Last Summer, Paradromics debuted a 30,000-sensor implanted array capturing signals from a sheep’s brain. That’s an order of magnitude more connections than in Neuralink’s device. Paradromics has won significant funding to refine their probe array and software.

Cornell’s BrainNet has connected three gamers’ brains in a mini social network. Together they can play a computer game using only their thoughts.

Nissan has demonstrated using a driver’s brain waves to control a car. (The technology is cool, but distracted driving is highly dangerous so I’m puzzled by Nissan’s design.)

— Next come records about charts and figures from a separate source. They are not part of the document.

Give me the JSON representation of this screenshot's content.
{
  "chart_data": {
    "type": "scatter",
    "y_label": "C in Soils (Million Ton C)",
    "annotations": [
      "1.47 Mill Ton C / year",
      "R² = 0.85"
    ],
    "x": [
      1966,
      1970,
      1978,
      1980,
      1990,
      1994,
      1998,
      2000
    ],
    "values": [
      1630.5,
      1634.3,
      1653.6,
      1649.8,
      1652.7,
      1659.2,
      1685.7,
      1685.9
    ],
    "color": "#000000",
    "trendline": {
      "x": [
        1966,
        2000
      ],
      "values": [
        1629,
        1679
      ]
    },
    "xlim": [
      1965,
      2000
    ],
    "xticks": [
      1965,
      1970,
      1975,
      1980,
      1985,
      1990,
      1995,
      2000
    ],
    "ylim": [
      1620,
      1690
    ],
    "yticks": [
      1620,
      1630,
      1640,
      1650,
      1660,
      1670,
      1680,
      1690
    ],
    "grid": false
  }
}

Neural dust, a tiny ultrasonic device, connected to a nerve cell in a rat. These devices may be important elements in the future of brain-machine interfaces.
“Neural Dust” connected to a nerve cell in a rat Ryan Neely photo

Iota Biosciences spun out of U.C. Berkeley in 2017.  Their nanobots, called “neural dust,” now connect to nerves and, eventually, neurons. The minute machines wirelessly send and receive impulses from inside the body. Japan’s Astellas Pharma, Inc., bought Iota for $127.5 million in October 2020 and announced a commitment to invest another $125 million in expanding the company over the next five years.

More BMI Discoveries Mean Fewer Limitations

Musk is a bellwether for technology futures. He pushes seemingly nutty ideas then gets things done. What his companies do often meet big needs and dreams. Whether it was online payments, electric cars, solar power, or commercial space flight, Musk correctly timed the required technologies’ cost and capability. Neuralink’s BMI is the latest in that line of audacious ventures.

Deeply understanding the human brain, connecting with it, and measuring its workings in detail offers a tremendous opportunity to ease human suffering. One of my great hopes is to see the prevention or total remediation of disorders like dyslexia and autism by learning their root-causes.

Brain-machine interfaces may never allow us to talk in our heads with a global AI conscience. But I’m confident that they will, in time, allow the lame to walk, the blind to see, the deaf to hear, and the mute to speak.